In schema tracking, if a column name is changed, it is considered "a column is deleted and another column is added.
Therefore, the values contained in the existing columns will be overwritten with the values specified in the modal in ETL Configuration STEP 3. Please note
When schema tracking is performed, the settings that can be configured in TROCCO will be carried over to the tracked table.
For example, the following settings, which can be configured in STEP2>Output Option in the ETL Configuration of Data Destination Google BigQuery, will be inherited.
- Column Description
- Partitioning Table
- Duration of partition
On the other hand, if various settings that cannot be configured in TROCCO are set directly on the Data Destination Connector side, the settings may be lost during schema tracking. Please note
For Data Destination Google BigQuery
- Schema tracking is available only when the following transfer modes are selected
- Postscript
(APPEND
) - Postscript
(APPEND DIRECT
) - All cases washed
(DELETE IN ADVANCE
)
- Postscript
- Schema tracking cannot be used if any of the following apply
- When using a table that refers to the schema information in ETL Configuration STEP2 Output Option****as a template
- If the Data Destination table contains a column of type
RECORD
For Data Destination Snowflake
- Schema tracking is available only when the following transfer modes are selected
- Append
(INSERT)
- Postscript
(INSERT DIRECT)
UPSERT
(MERGE
)
- Append
In Data Destination Snowflake, the ETL Job will fail if the column order does not match between the "Table Definition on the Snowflake side" and the "Column Setting in STEP 2 of TROCCO's ETL Configuration".

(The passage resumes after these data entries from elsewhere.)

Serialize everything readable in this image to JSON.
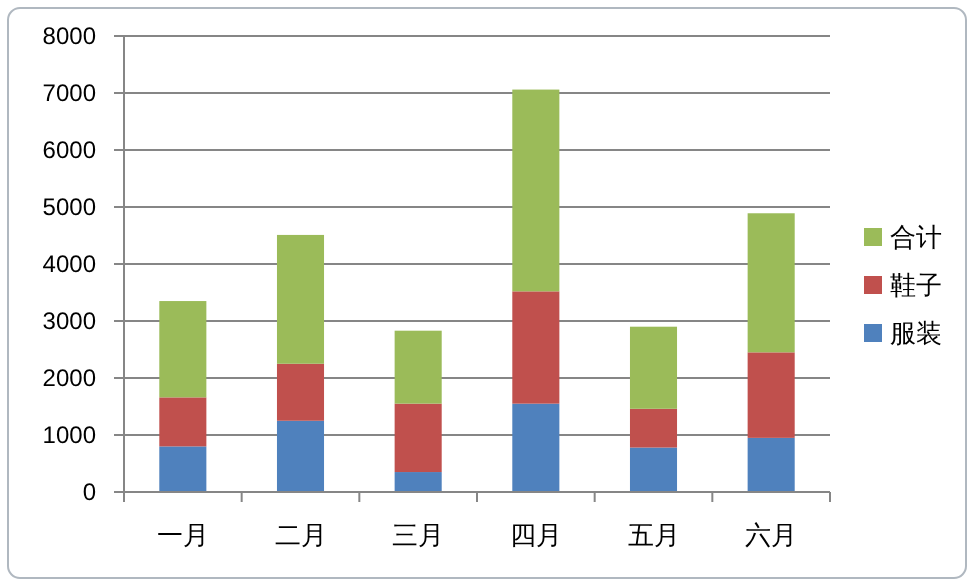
{
  "chart_data": {
    "type": "bar",
    "stacked": true,
    "categories": [
      "一月",
      "二月",
      "三月",
      "四月",
      "五月",
      "六月"
    ],
    "series": [
      {
        "name": "服装",
        "color": "#4f81bd",
        "values": [
          800,
          1250,
          350,
          1550,
          780,
          950
        ]
      },
      {
        "name": "鞋子",
        "color": "#c0504d",
        "values": [
          860,
          1000,
          1200,
          1970,
          680,
          1500
        ]
      },
      {
        "name": "合计",
        "color": "#9bbb59",
        "values": [
          1690,
          2260,
          1280,
          3540,
          1440,
          2440
        ]
      }
    ],
    "ylim": [
      0,
      8000
    ],
    "yticks": [
      0,
      1000,
      2000,
      3000,
      4000,
      5000,
      6000,
      7000,
      8000
    ],
    "grid": "y",
    "legend": "right"
  }
}
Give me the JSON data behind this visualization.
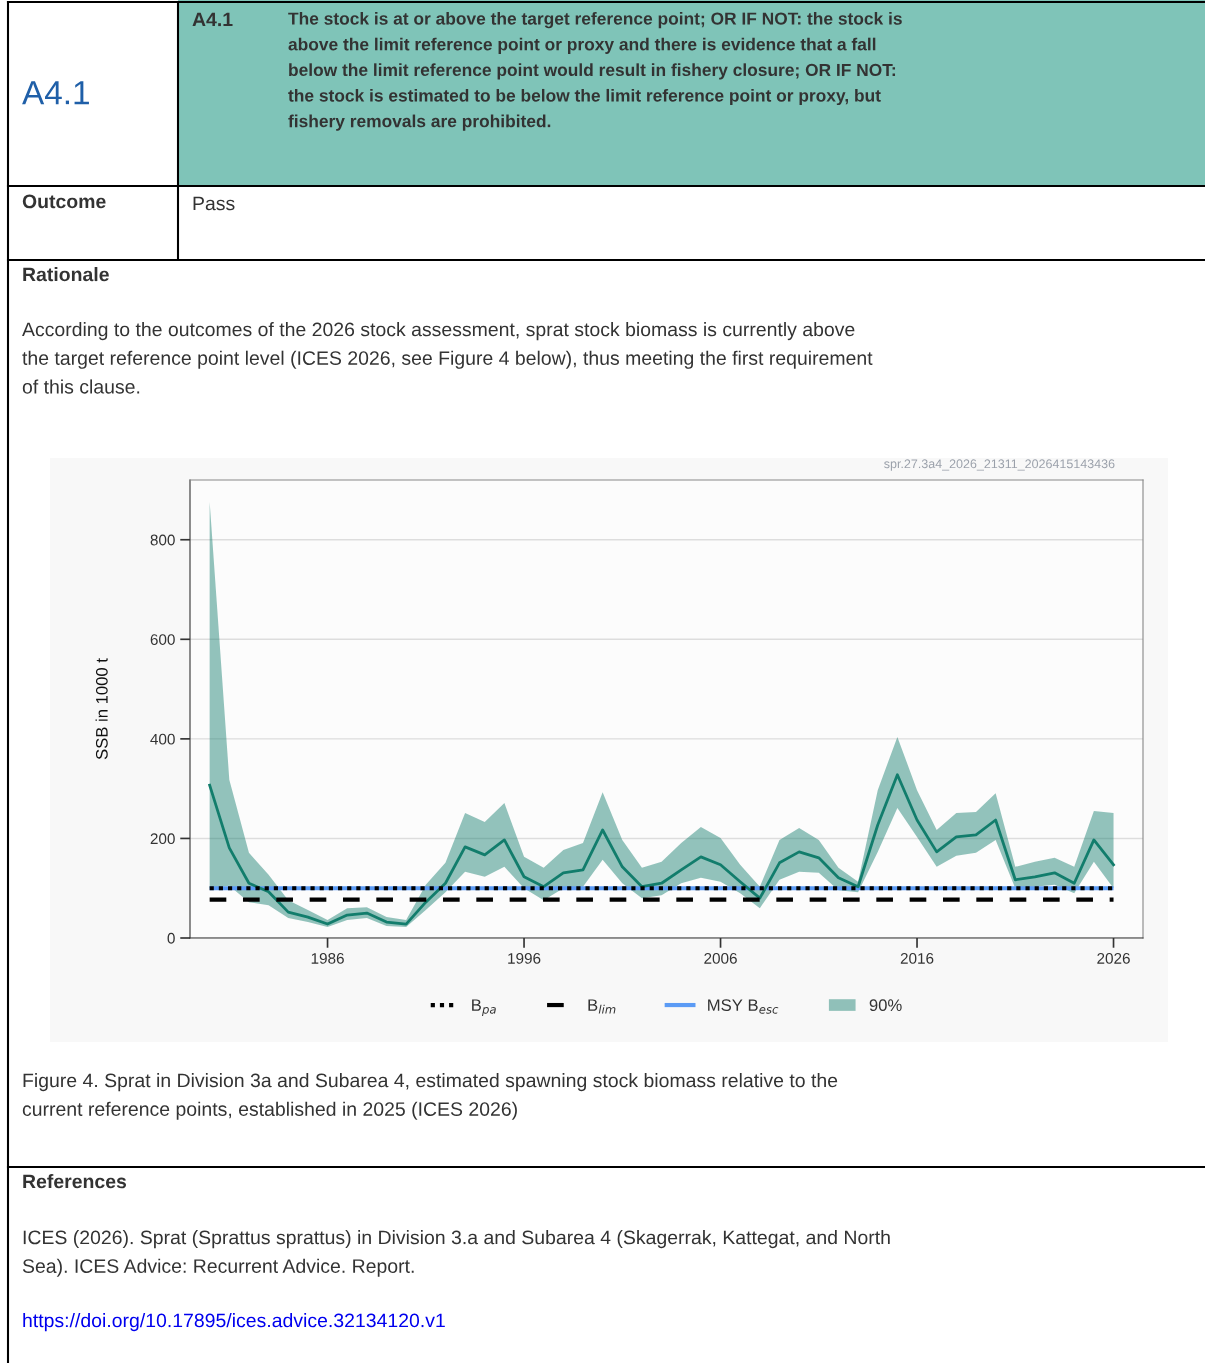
{
  "chart_data": {
    "type": "line",
    "x": [
      1980,
      1981,
      1982,
      1983,
      1984,
      1985,
      1986,
      1987,
      1988,
      1989,
      1990,
      1991,
      1992,
      1993,
      1994,
      1995,
      1996,
      1997,
      1998,
      1999,
      2000,
      2001,
      2002,
      2003,
      2004,
      2005,
      2006,
      2007,
      2008,
      2009,
      2010,
      2011,
      2012,
      2013,
      2014,
      2015,
      2016,
      2017,
      2018,
      2019,
      2020,
      2021,
      2022,
      2023,
      2024,
      2025,
      2026
    ],
    "series": [
      {
        "name": "90%",
        "color": "#127d6c",
        "values": [
          307,
          181,
          110,
          93,
          52,
          42,
          28,
          46,
          50,
          32,
          28,
          72,
          110,
          183,
          167,
          197,
          123,
          103,
          131,
          137,
          217,
          143,
          103,
          110,
          137,
          163,
          147,
          113,
          80,
          151,
          173,
          161,
          121,
          103,
          227,
          328,
          237,
          173,
          203,
          207,
          237,
          117,
          123,
          131,
          110,
          197,
          147
        ],
        "upper": [
          876,
          318,
          171,
          127,
          76,
          56,
          36,
          60,
          62,
          42,
          36,
          107,
          151,
          251,
          233,
          271,
          163,
          141,
          177,
          191,
          293,
          197,
          141,
          153,
          191,
          223,
          201,
          147,
          103,
          197,
          221,
          197,
          141,
          113,
          297,
          404,
          297,
          217,
          251,
          253,
          291,
          143,
          153,
          161,
          143,
          255,
          251
        ],
        "lower": [
          100,
          105,
          72,
          66,
          40,
          32,
          22,
          36,
          40,
          24,
          22,
          56,
          92,
          133,
          123,
          143,
          100,
          76,
          100,
          103,
          157,
          110,
          80,
          86,
          110,
          121,
          113,
          90,
          60,
          117,
          133,
          131,
          96,
          92,
          173,
          261,
          203,
          143,
          165,
          171,
          197,
          100,
          103,
          107,
          90,
          153,
          100
        ]
      }
    ],
    "ylabel": "SSB in 1000 t",
    "xlim": [
      1979,
      2027.5
    ],
    "ylim": [
      0,
      920
    ],
    "xticks": [
      1986,
      1996,
      2006,
      2016,
      2026
    ],
    "yticks": [
      0,
      200,
      400,
      600,
      800
    ],
    "grid": "y",
    "legend": "bottom",
    "marker": "none",
    "line_style": "solid",
    "ref_lines": [
      {
        "axis": "y",
        "value": 100,
        "label": "B$_{pa}$",
        "color": "#000000",
        "line_style": "dotted"
      },
      {
        "axis": "y",
        "value": 77,
        "label": "B$_{lim}$",
        "color": "#000000",
        "line_style": "dashed"
      },
      {
        "axis": "y",
        "value": 100,
        "label": "MSY B$_{esc}$",
        "color": "#5b9bf5",
        "line_style": "solid"
      }
    ],
    "annotations": [
      "A4.1",
      "A4.1",
      "The stock is at or above the target reference point; OR IF NOT: the stock is\nabove the limit reference point or proxy and there is evidence that a fall\nbelow the limit reference point would result in fishery closure; OR IF NOT:\nthe stock is estimated to be below the limit reference point or proxy, but\nfishery removals are prohibited.",
      "Outcome",
      "Pass",
      "Rationale",
      "According to the outcomes of the 2026 stock assessment, sprat stock biomass is currently above\nthe target reference point level (ICES 2026, see Figure 4 below), thus meeting the first requirement\nof this clause.",
      "spr.27.3a4_2026_21311_2026415143436",
      "Figure 4. Sprat in Division 3a and Subarea 4, estimated spawning stock biomass relative to the\ncurrent reference points, established in 2025 (ICES 2026)",
      "References",
      "ICES (2026). Sprat (Sprattus sprattus) in Division 3.a and Subarea 4 (Skagerrak, Kattegat, and North\nSea). ICES Advice: Recurrent Advice. Report.",
      "https://doi.org/10.17895/ices.advice.32134120.v1"
    ]
  }
}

In addition, any new columns added by schema tracking or columns whose names or column types have been changed will have their ORDINAL order changed to the last column in Snowflake's Table Setting.
Therefore, if an error occurs in the ETL Job after executing schema tracking, please refer to the table definition on the Snowflake side and then replace the order of each column in TROCCO's Column Setting.
supplementary information
- Schema Tracking detects schema incremental data transfers based on the information in ETL Configuration.
- Schema Tracking is available regardless of whether or not features such asColumn Setting Reload andSchema Change Detection are used.
- Schema Tracking does not detect changes in column Descriptions, Output Option changes in ETL Configuration (but not Data Type changes), etc.
- For Data Destination Google BigQuery, when schema tracking is performed, the full amount of SELECT statement queries will be executed. Please be aware that this will require scanning on the Google BigQuery side.